Implementation:Microsoft BIPIA HF Trainer For Defense
| Field | Value |
|---|---|
| Sources | Repo, Doc: HuggingFace Trainer |
| Domains | NLP, Distributed_Training, Defense |
| Last Updated | 2026-02-14 |
Overview
Concrete tool for distributed defense finetuning using HuggingFace Trainer with DeepSpeed ZeRO Stage 3 provided by the BIPIA defense module, wrapping the transformers Trainer API.
Description
The train() function in finetune.py creates a HuggingFace Trainer with the prepared model, tokenized dataset, and DataCollatorWithPaddingAndLabel (which extends DataCollatorWithPadding to handle label padding with IGNORE_TOKEN_ID). It validates model_structure == "special_token", initializes W&B logging, calls trainer.train(), then saves the model via safe_save_model_for_hf_trainer() which collects state_dict to CPU and saves. DeepSpeed config (ds_config.json) sets ZeRO Stage 3 with bf16, pin_memory, and gradient_accumulation_steps.
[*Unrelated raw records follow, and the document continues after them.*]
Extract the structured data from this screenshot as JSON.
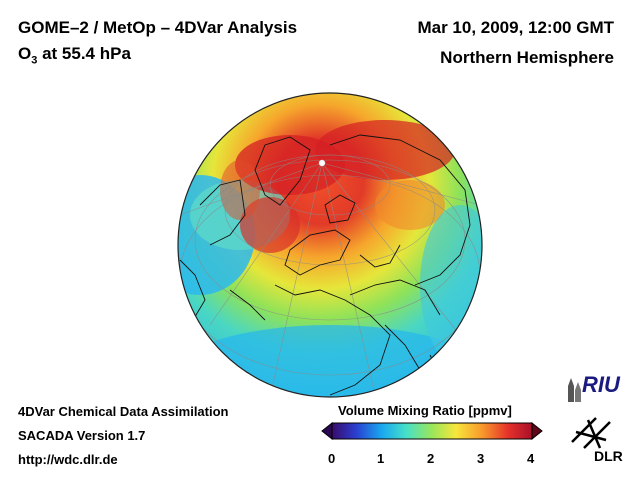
{
  "header": {
    "title": "GOME–2 / MetOp – 4DVar Analysis",
    "subtitle": "O",
    "subtitle_sub": "3",
    "subtitle_rest": " at 55.4 hPa",
    "date": "Mar 10, 2009, 12:00 GMT",
    "region": "Northern Hemisphere"
  },
  "footer": {
    "line1": "4DVar Chemical Data Assimilation",
    "line2": "SACADA Version 1.7",
    "line3": "http://wdc.dlr.de"
  },
  "colorbar": {
    "label": "Volume Mixing Ratio [ppmv]",
    "ticks": [
      "0",
      "1",
      "2",
      "3",
      "4"
    ],
    "range": [
      0,
      4
    ],
    "colors": [
      "#3a0a6b",
      "#2a3fd0",
      "#19a8f0",
      "#46e0c8",
      "#9ae65a",
      "#f7e63c",
      "#f89a2c",
      "#e5322a",
      "#a8102a"
    ]
  },
  "logos": {
    "riu": "RIU",
    "dlr": "DLR"
  }
}
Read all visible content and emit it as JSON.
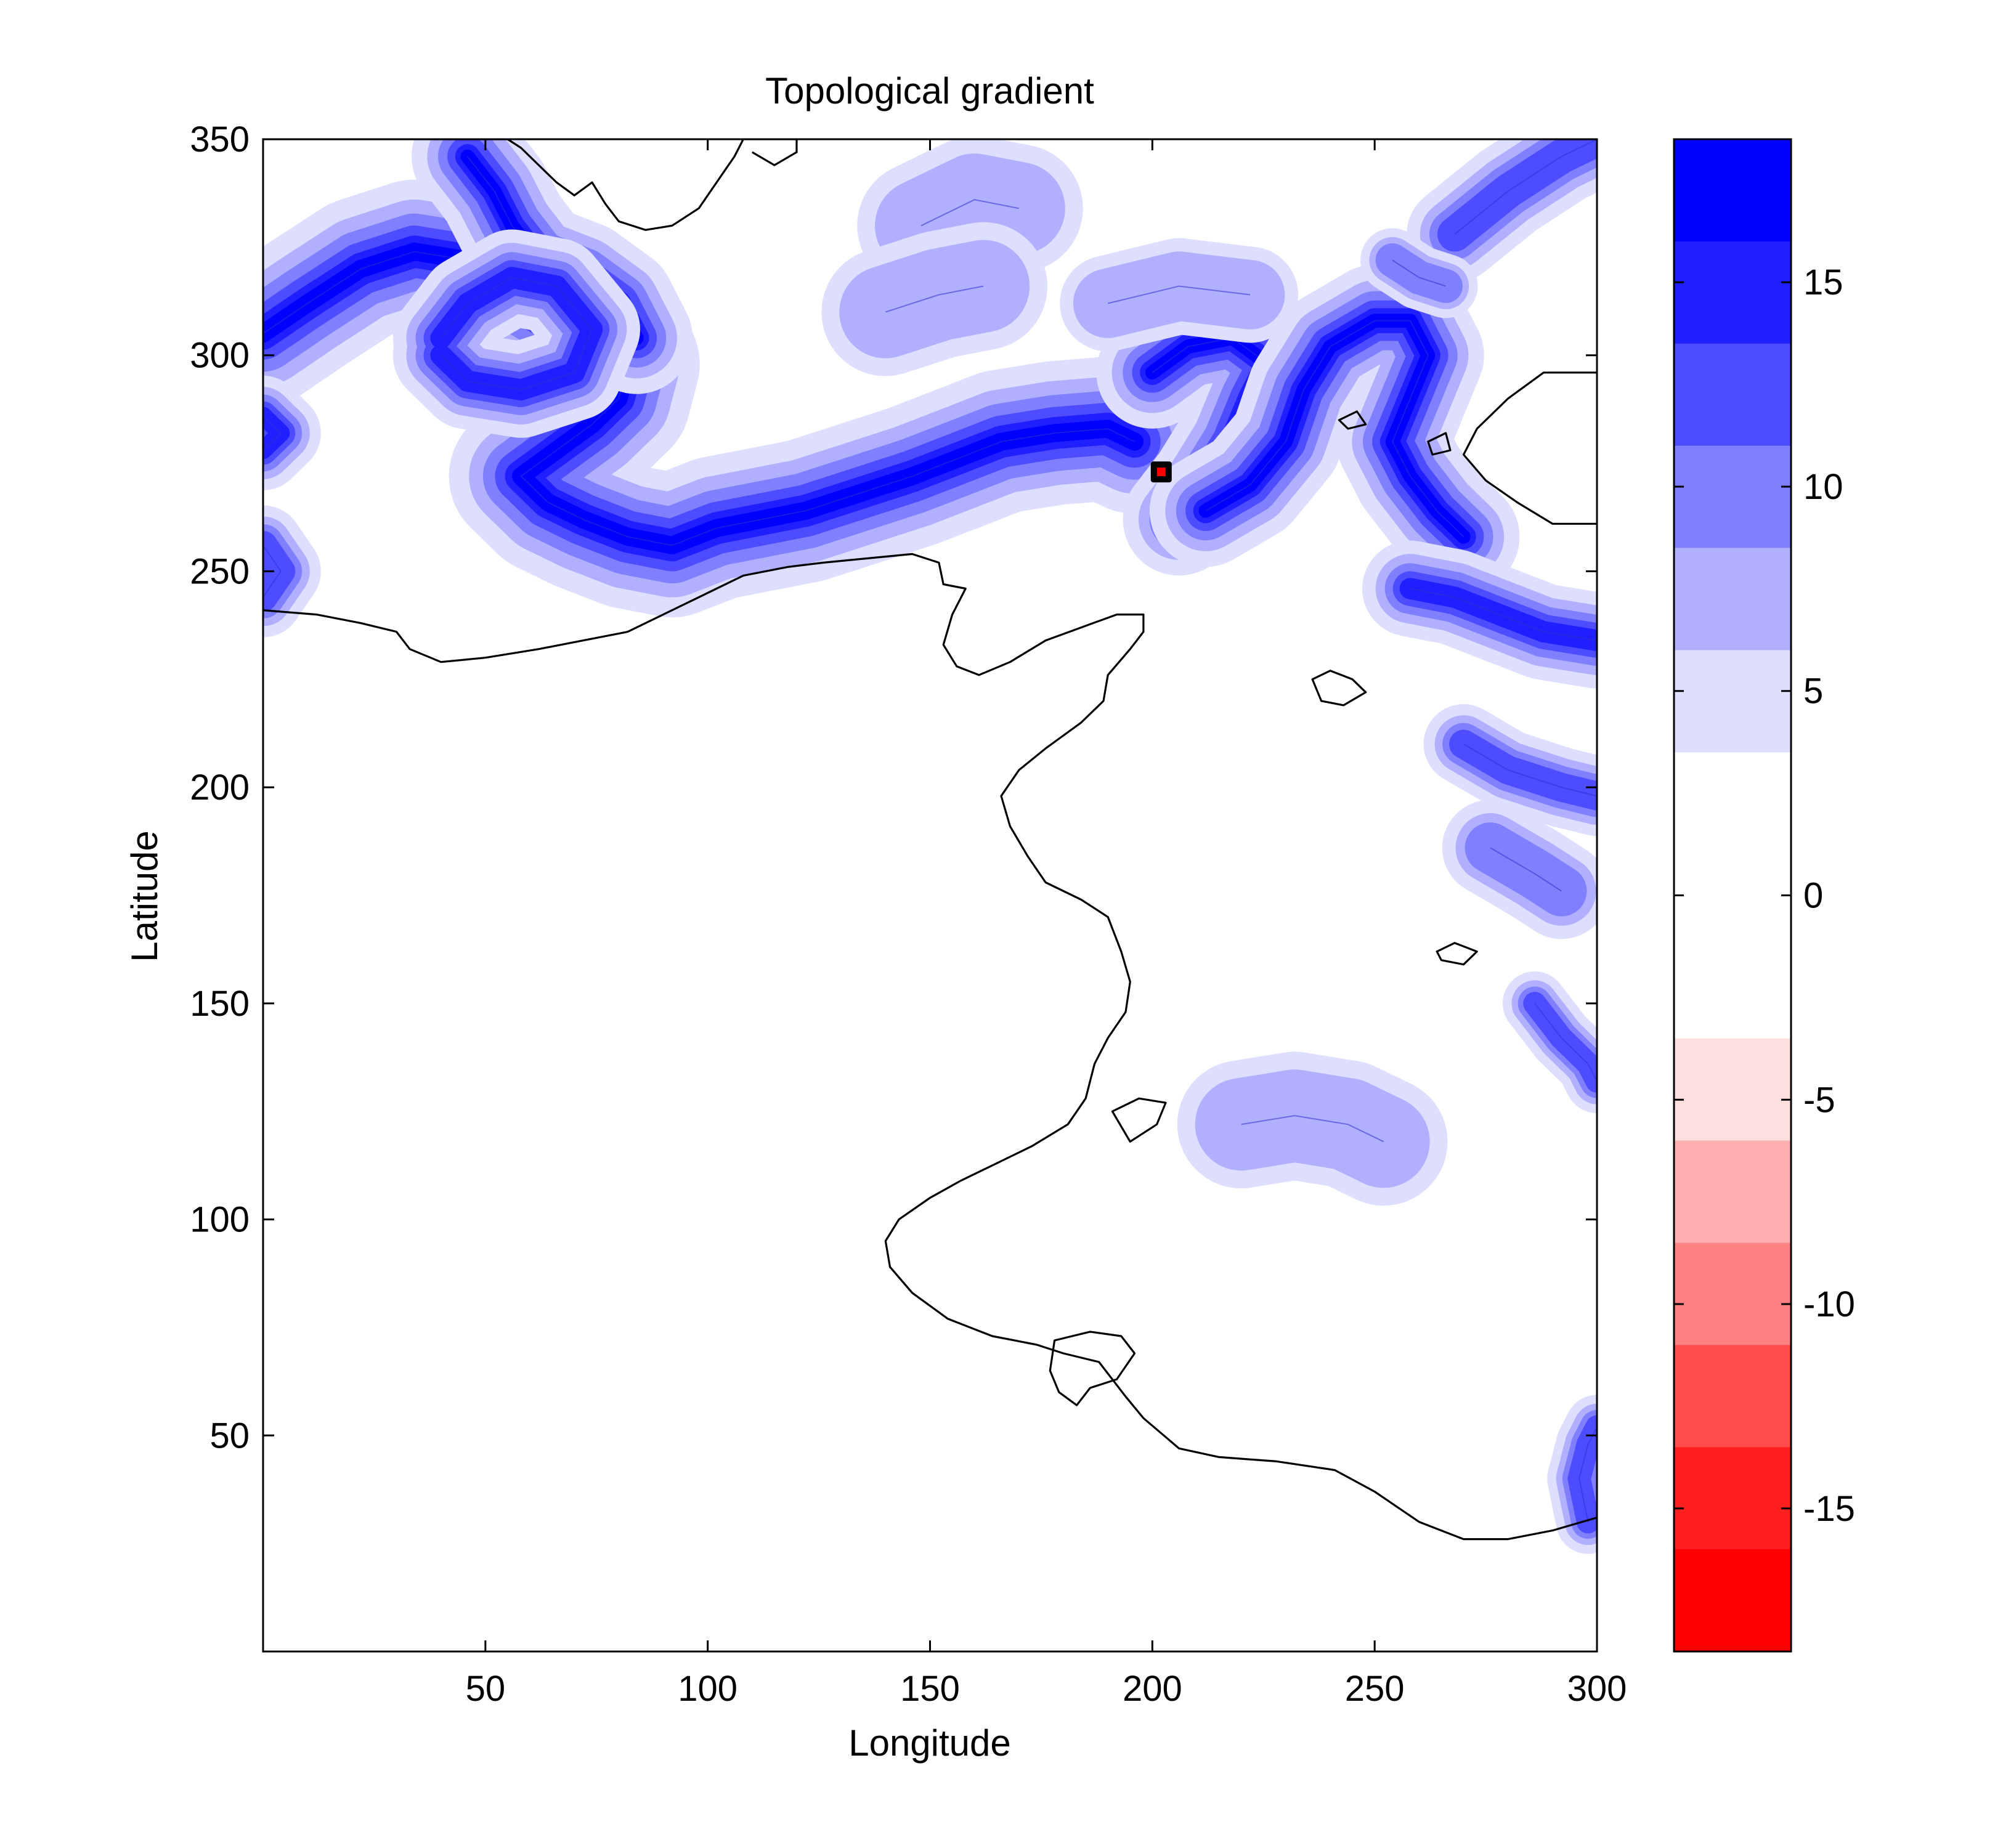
{
  "chart_data": {
    "type": "heatmap",
    "subtype": "filled-contour-map",
    "title": "Topological gradient",
    "xlabel": "Longitude",
    "ylabel": "Latitude",
    "xlim": [
      0,
      300
    ],
    "ylim": [
      0,
      350
    ],
    "xticks": [
      50,
      100,
      150,
      200,
      250,
      300
    ],
    "yticks": [
      50,
      100,
      150,
      200,
      250,
      300,
      350
    ],
    "colorbar": {
      "range": [
        -18.5,
        18.5
      ],
      "ticks": [
        -15,
        -10,
        -5,
        0,
        5,
        10,
        15
      ],
      "levels": [
        {
          "from": 16.0,
          "to": 18.5,
          "color": "#0000ff"
        },
        {
          "from": 13.5,
          "to": 16.0,
          "color": "#1f1fff"
        },
        {
          "from": 11.0,
          "to": 13.5,
          "color": "#4d4dff"
        },
        {
          "from": 8.5,
          "to": 11.0,
          "color": "#8080ff"
        },
        {
          "from": 6.0,
          "to": 8.5,
          "color": "#b0b0ff"
        },
        {
          "from": 3.5,
          "to": 6.0,
          "color": "#dedeff"
        },
        {
          "from": -3.5,
          "to": 3.5,
          "color": "#ffffff"
        },
        {
          "from": -6.0,
          "to": -3.5,
          "color": "#ffdede"
        },
        {
          "from": -8.5,
          "to": -6.0,
          "color": "#ffb0b0"
        },
        {
          "from": -11.0,
          "to": -8.5,
          "color": "#ff8080"
        },
        {
          "from": -13.5,
          "to": -11.0,
          "color": "#ff4d4d"
        },
        {
          "from": -16.0,
          "to": -13.5,
          "color": "#ff1f1f"
        },
        {
          "from": -18.5,
          "to": -16.0,
          "color": "#ff0000"
        }
      ]
    },
    "marker": {
      "x": 202,
      "y": 273,
      "color": "#ff0000"
    },
    "coastline": [
      [
        [
          0,
          241
        ],
        [
          12,
          240
        ],
        [
          22,
          238
        ],
        [
          30,
          236
        ],
        [
          33,
          232
        ],
        [
          40,
          229
        ],
        [
          50,
          230
        ],
        [
          62,
          232
        ],
        [
          72,
          234
        ],
        [
          82,
          236
        ],
        [
          92,
          241
        ],
        [
          100,
          245
        ],
        [
          108,
          249
        ],
        [
          118,
          251
        ],
        [
          126,
          252
        ],
        [
          136,
          253
        ],
        [
          146,
          254
        ],
        [
          152,
          252
        ],
        [
          153,
          247
        ],
        [
          158,
          246
        ],
        [
          155,
          240
        ],
        [
          153,
          233
        ],
        [
          156,
          228
        ],
        [
          161,
          226
        ],
        [
          168,
          229
        ],
        [
          176,
          234
        ],
        [
          184,
          237
        ],
        [
          192,
          240
        ],
        [
          198,
          240
        ],
        [
          198,
          236
        ],
        [
          195,
          232
        ],
        [
          190,
          226
        ],
        [
          189,
          220
        ],
        [
          184,
          215
        ],
        [
          176,
          209
        ],
        [
          170,
          204
        ],
        [
          166,
          198
        ],
        [
          168,
          191
        ],
        [
          172,
          184
        ],
        [
          176,
          178
        ],
        [
          184,
          174
        ],
        [
          190,
          170
        ],
        [
          193,
          162
        ],
        [
          195,
          155
        ],
        [
          194,
          148
        ],
        [
          190,
          142
        ],
        [
          187,
          136
        ],
        [
          185,
          128
        ],
        [
          181,
          122
        ],
        [
          173,
          117
        ],
        [
          165,
          113
        ],
        [
          157,
          109
        ],
        [
          150,
          105
        ],
        [
          143,
          100
        ],
        [
          140,
          95
        ],
        [
          141,
          89
        ],
        [
          146,
          83
        ],
        [
          154,
          77
        ],
        [
          164,
          73
        ],
        [
          174,
          71
        ],
        [
          180,
          69
        ],
        [
          188,
          67
        ],
        [
          194,
          59
        ],
        [
          198,
          54
        ],
        [
          206,
          47
        ],
        [
          215,
          45
        ],
        [
          228,
          44
        ],
        [
          241,
          42
        ],
        [
          250,
          37
        ],
        [
          260,
          30
        ],
        [
          270,
          26
        ],
        [
          280,
          26
        ],
        [
          290,
          28
        ],
        [
          300,
          31
        ]
      ],
      [
        [
          0,
          350
        ],
        [
          55,
          350
        ],
        [
          58,
          348
        ],
        [
          62,
          344
        ],
        [
          66,
          340
        ],
        [
          70,
          337
        ],
        [
          74,
          340
        ],
        [
          77,
          335
        ],
        [
          80,
          331
        ],
        [
          86,
          329
        ],
        [
          92,
          330
        ],
        [
          98,
          334
        ],
        [
          102,
          340
        ],
        [
          106,
          346
        ],
        [
          108,
          350
        ],
        [
          120,
          350
        ],
        [
          120,
          347
        ],
        [
          115,
          344
        ],
        [
          110,
          347
        ]
      ],
      [
        [
          300,
          296
        ],
        [
          288,
          296
        ],
        [
          280,
          290
        ],
        [
          273,
          283
        ],
        [
          270,
          277
        ],
        [
          275,
          271
        ],
        [
          282,
          266
        ],
        [
          290,
          261
        ],
        [
          300,
          261
        ]
      ],
      [
        [
          236,
          225
        ],
        [
          240,
          227
        ],
        [
          245,
          225
        ],
        [
          248,
          222
        ],
        [
          243,
          219
        ],
        [
          238,
          220
        ]
      ],
      [
        [
          264,
          162
        ],
        [
          268,
          164
        ],
        [
          273,
          162
        ],
        [
          270,
          159
        ],
        [
          265,
          160
        ]
      ],
      [
        [
          191,
          125
        ],
        [
          197,
          128
        ],
        [
          203,
          127
        ],
        [
          201,
          122
        ],
        [
          195,
          118
        ]
      ],
      [
        [
          178,
          72
        ],
        [
          186,
          74
        ],
        [
          193,
          73
        ],
        [
          196,
          69
        ],
        [
          192,
          63
        ],
        [
          186,
          61
        ],
        [
          183,
          57
        ],
        [
          179,
          60
        ],
        [
          177,
          65
        ]
      ],
      [
        [
          262,
          280
        ],
        [
          266,
          282
        ],
        [
          267,
          278
        ],
        [
          263,
          277
        ]
      ],
      [
        [
          242,
          285
        ],
        [
          246,
          287
        ],
        [
          248,
          284
        ],
        [
          244,
          283
        ]
      ]
    ],
    "bands": [
      {
        "strength": 1.0,
        "width": 9,
        "points": [
          [
            0,
            305
          ],
          [
            10,
            312
          ],
          [
            22,
            320
          ],
          [
            34,
            324
          ],
          [
            46,
            322
          ],
          [
            54,
            316
          ],
          [
            64,
            310
          ],
          [
            76,
            306
          ],
          [
            82,
            298
          ],
          [
            80,
            290
          ],
          [
            74,
            284
          ],
          [
            66,
            278
          ],
          [
            58,
            272
          ],
          [
            64,
            266
          ],
          [
            72,
            262
          ],
          [
            82,
            258
          ],
          [
            92,
            256
          ],
          [
            102,
            260
          ],
          [
            112,
            262
          ],
          [
            122,
            264
          ],
          [
            134,
            268
          ],
          [
            146,
            272
          ],
          [
            156,
            276
          ],
          [
            166,
            280
          ],
          [
            178,
            282
          ],
          [
            190,
            283
          ],
          [
            196,
            280
          ]
        ]
      },
      {
        "strength": 1.0,
        "width": 7,
        "points": [
          [
            46,
            346
          ],
          [
            52,
            338
          ],
          [
            56,
            330
          ],
          [
            62,
            322
          ],
          [
            72,
            318
          ],
          [
            80,
            312
          ],
          [
            84,
            304
          ]
        ]
      },
      {
        "strength": 0.9,
        "width": 6,
        "points": [
          [
            40,
            304
          ],
          [
            46,
            312
          ],
          [
            56,
            318
          ],
          [
            66,
            316
          ],
          [
            74,
            306
          ],
          [
            70,
            296
          ],
          [
            58,
            292
          ],
          [
            46,
            294
          ],
          [
            40,
            300
          ]
        ]
      },
      {
        "strength": 0.95,
        "width": 7,
        "points": [
          [
            206,
            262
          ],
          [
            212,
            270
          ],
          [
            218,
            280
          ],
          [
            222,
            290
          ],
          [
            226,
            298
          ],
          [
            218,
            304
          ],
          [
            208,
            302
          ],
          [
            200,
            296
          ]
        ]
      },
      {
        "strength": 0.95,
        "width": 7,
        "points": [
          [
            212,
            264
          ],
          [
            222,
            270
          ],
          [
            230,
            280
          ],
          [
            234,
            292
          ],
          [
            240,
            302
          ],
          [
            250,
            308
          ],
          [
            258,
            308
          ],
          [
            262,
            300
          ],
          [
            258,
            290
          ],
          [
            254,
            280
          ],
          [
            258,
            272
          ],
          [
            264,
            264
          ],
          [
            270,
            258
          ]
        ]
      },
      {
        "strength": 0.85,
        "width": 6,
        "points": [
          [
            258,
            246
          ],
          [
            268,
            244
          ],
          [
            278,
            240
          ],
          [
            288,
            236
          ],
          [
            300,
            234
          ]
        ]
      },
      {
        "strength": 0.7,
        "width": 6,
        "points": [
          [
            268,
            328
          ],
          [
            280,
            338
          ],
          [
            292,
            346
          ],
          [
            300,
            350
          ]
        ]
      },
      {
        "strength": 0.75,
        "width": 5,
        "points": [
          [
            0,
            278
          ],
          [
            4,
            282
          ],
          [
            0,
            286
          ]
        ]
      },
      {
        "strength": 0.7,
        "width": 5,
        "points": [
          [
            0,
            244
          ],
          [
            4,
            250
          ],
          [
            0,
            256
          ]
        ]
      },
      {
        "strength": 0.6,
        "width": 5,
        "points": [
          [
            270,
            210
          ],
          [
            280,
            204
          ],
          [
            292,
            200
          ],
          [
            300,
            198
          ]
        ]
      },
      {
        "strength": 0.6,
        "width": 4,
        "points": [
          [
            286,
            150
          ],
          [
            292,
            142
          ],
          [
            298,
            136
          ],
          [
            300,
            132
          ]
        ]
      },
      {
        "strength": 0.65,
        "width": 4,
        "points": [
          [
            298,
            30
          ],
          [
            296,
            40
          ],
          [
            298,
            48
          ],
          [
            300,
            52
          ]
        ]
      },
      {
        "strength": 0.55,
        "width": 4,
        "points": [
          [
            254,
            322
          ],
          [
            260,
            318
          ],
          [
            266,
            316
          ]
        ]
      },
      {
        "strength": 0.35,
        "width": 8,
        "points": [
          [
            220,
            122
          ],
          [
            232,
            124
          ],
          [
            244,
            122
          ],
          [
            252,
            118
          ]
        ]
      },
      {
        "strength": 0.3,
        "width": 8,
        "points": [
          [
            148,
            330
          ],
          [
            160,
            336
          ],
          [
            170,
            334
          ]
        ]
      },
      {
        "strength": 0.3,
        "width": 8,
        "points": [
          [
            140,
            310
          ],
          [
            152,
            314
          ],
          [
            162,
            316
          ]
        ]
      },
      {
        "strength": 0.4,
        "width": 6,
        "points": [
          [
            190,
            312
          ],
          [
            206,
            316
          ],
          [
            222,
            314
          ]
        ]
      },
      {
        "strength": 0.45,
        "width": 6,
        "points": [
          [
            276,
            186
          ],
          [
            286,
            180
          ],
          [
            292,
            176
          ]
        ]
      }
    ]
  }
}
This is a Wrapper Doc around HuggingFace's Trainer.
Usage
Run via torchrun/deepspeed:
torchrun --nproc_per_node=8 defense/white_box/finetune.py \
--model_structure special_token \
--llm_config_file config/vicuna_13b.yaml \
--deepspeed defense/white_box/ds_config.json \
...
Code Reference
- Source
- BIPIA repo
- Files
-
defense/white_box/finetune.py(L477-549, train function; L162-168, safe_save_model)defense/white_box/utils.py(L95-119, DataCollatorWithPaddingAndLabel)defense/white_box/ds_config.json(DeepSpeed config)
- Signatures
def train() -> None
Trainer(
model=model,
tokenizer=tokenizer,
args=training_args,
train_dataset=dataset,
data_collator=DataCollatorWithPaddingAndLabel(tokenizer),
)
def safe_save_model_for_hf_trainer(trainer: transformers.Trainer, output_dir: str) -> None
- Import
from transformers import Trainer
I/O Contract
Inputs
| Name | Type | Required | Description |
|---|---|---|---|
| model | PreTrainedModel | Yes | Model with resized embeddings for special tokens |
| training_args | TrainingArguments | Yes | lr, epochs, batch_size, output_dir, deepspeed config path |
| train_dataset | Dataset | Yes | Tokenized dataset with input_ids, attention_mask, labels |
Outputs
| Output | Description |
|---|---|
| Saved model checkpoint | state_dict collected on CPU, saved at output_dir
|
| trainer_state.json | Trainer state metadata and training history |
| W&B logs | Weights & Biases experiment tracking logs |
Usage Examples
CLI invocation with key arguments:
torchrun --nproc_per_node=8 defense/white_box/finetune.py \
--model_structure special_token \
--llm_config_file config/vicuna_13b.yaml \
--deepspeed defense/white_box/ds_config.json \
--output_dir output/vicuna_13b_defense \
--num_train_epochs 3 \
--per_device_train_batch_size 2 \
--gradient_accumulation_steps 8 \
--learning_rate 2e-5 \
--bf16 True
DeepSpeed ZeRO Stage 3 config structure (ds_config.json):
{
"bf16": {
"enabled": true
},
"zero_optimization": {
"stage": 3,
"offload_optimizer": {
"device": "none"
},
"offload_param": {
"device": "none"
},
"overlap_comm": true,
"contiguous_gradients": true
},
"gradient_accumulation_steps": "auto",
"gradient_clipping": "auto",
"train_batch_size": "auto",
"train_micro_batch_size_per_gpu": "auto",
"wall_clock_breakdown": false,
"data_sampling": {
"data_efficiency": {
"enabled": false
}
}
}